Proponents of alternative trial design say other strategies exist but are rarely used. For example, in unbalanced randomization, more patients are put on one arm when there is a strong suggestion it will prove superior. In "play the winner" designs—most feasible when treatment response is immediate—the probabilities of getting each treatment change based on how previous patients have fared. And sequential designs allow the number of patients randomized to vary based on interim results, meaning fewer patients may be needed compared with fixed sample size designs.

Andrew Avins, M.D., an internist at the VA Medical Center in San Francisco, discussed alternative methods in the December 1998 Journal of Medical Ethics.

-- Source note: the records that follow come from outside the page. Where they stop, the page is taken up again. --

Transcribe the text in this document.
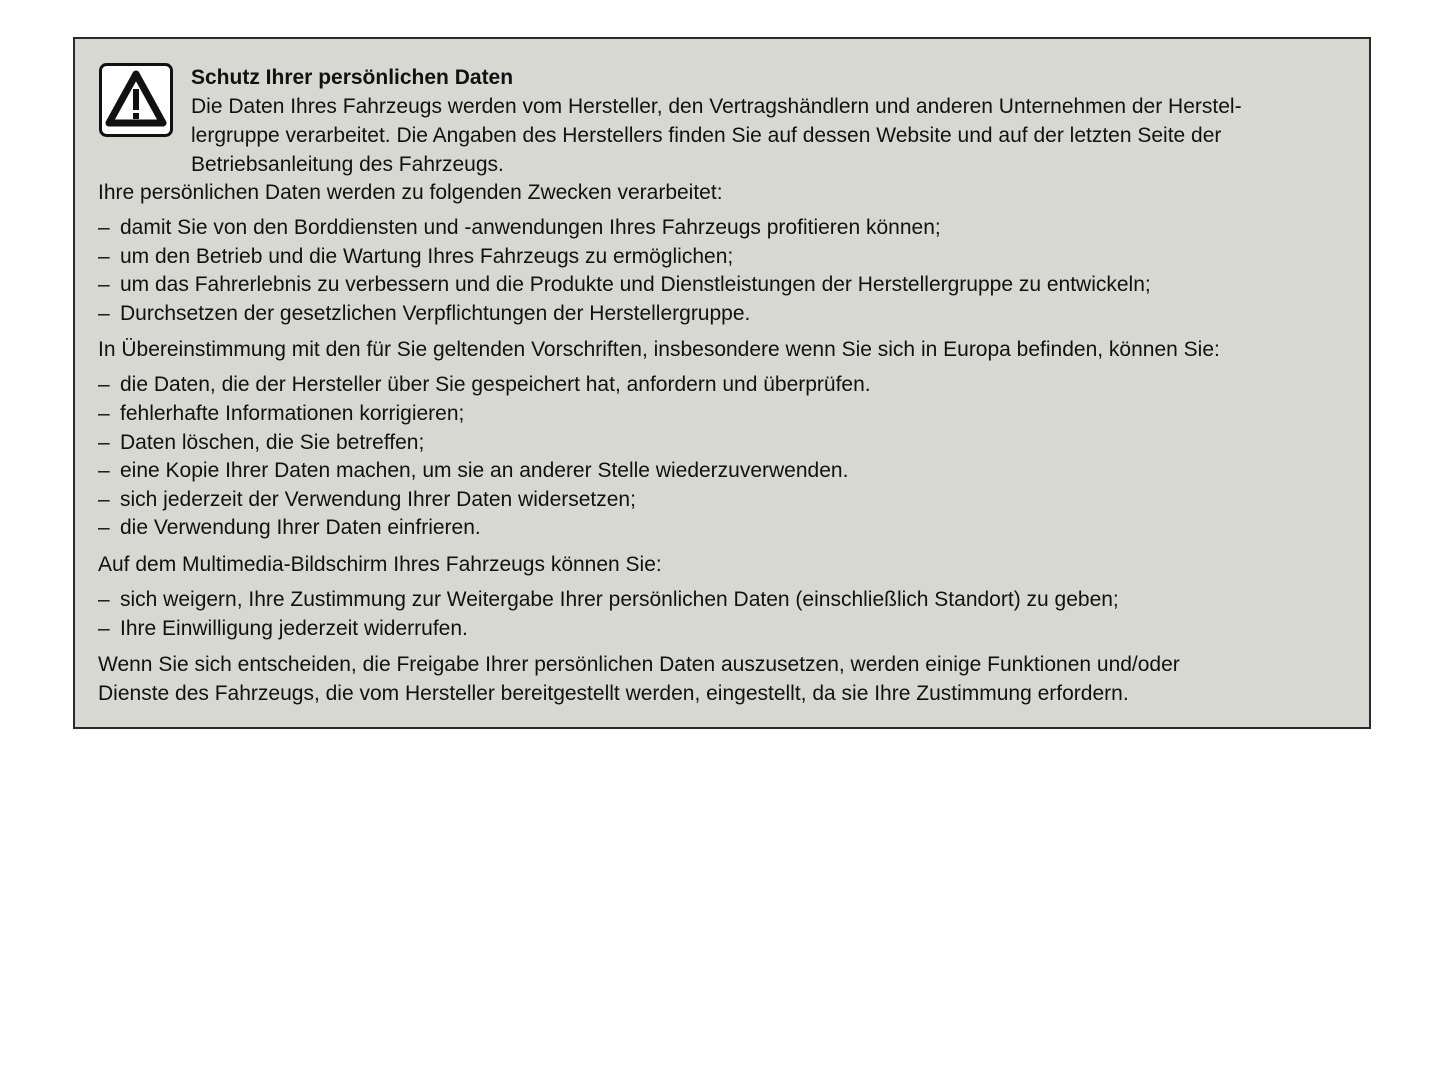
Schutz Ihrer persönlichen Daten

Die Daten Ihres Fahrzeugs werden vom Hersteller, den Vertragshändlern und anderen Unternehmen der Herstel-

lergruppe verarbeitet. Die Angaben des Herstellers finden Sie auf dessen Website und auf der letzten Seite der

Betriebsanleitung des Fahrzeugs.

Ihre persönlichen Daten werden zu folgenden Zwecken verarbeitet:

– damit Sie von den Borddiensten und -anwendungen Ihres Fahrzeugs profitieren können;
– um den Betrieb und die Wartung Ihres Fahrzeugs zu ermöglichen;
– um das Fahrerlebnis zu verbessern und die Produkte und Dienstleistungen der Herstellergruppe zu entwickeln;
– Durchsetzen der gesetzlichen Verpflichtungen der Herstellergruppe.

In Übereinstimmung mit den für Sie geltenden Vorschriften, insbesondere wenn Sie sich in Europa befinden, können Sie:

– die Daten, die der Hersteller über Sie gespeichert hat, anfordern und überprüfen.
– fehlerhafte Informationen korrigieren;
– Daten löschen, die Sie betreffen;
– eine Kopie Ihrer Daten machen, um sie an anderer Stelle wiederzuverwenden.
– sich jederzeit der Verwendung Ihrer Daten widersetzen;
– die Verwendung Ihrer Daten einfrieren.

Auf dem Multimedia-Bildschirm Ihres Fahrzeugs können Sie:

– sich weigern, Ihre Zustimmung zur Weitergabe Ihrer persönlichen Daten (einschließlich Standort) zu geben;
– Ihre Einwilligung jederzeit widerrufen.

Wenn Sie sich entscheiden, die Freigabe Ihrer persönlichen Daten auszusetzen, werden einige Funktionen und/oder

Dienste des Fahrzeugs, die vom Hersteller bereitgestellt werden, eingestellt, da sie Ihre Zustimmung erfordern.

Avins accepts the fact that patients often join trials hoping to get into the experimental group, and argues that efforts should be made to maximize the number who do.

"When you have really good reason to believe that something might be more effective, and patients are coming into a trial because they want access to it, isn’t it in everyone’s interest to give patients a greater opportunity of getting it?" he asked. "To me it’s a no-brainer, and yet the reactions have been extraordinarily negative."

Avins described entrenched resistance within the research community to alternatives like unbalanced randomization and said proposals for studies using unconventional designs are at a disadvantage in competition for funding. "I don’t think the world is ready" to embrace alternatives, he said.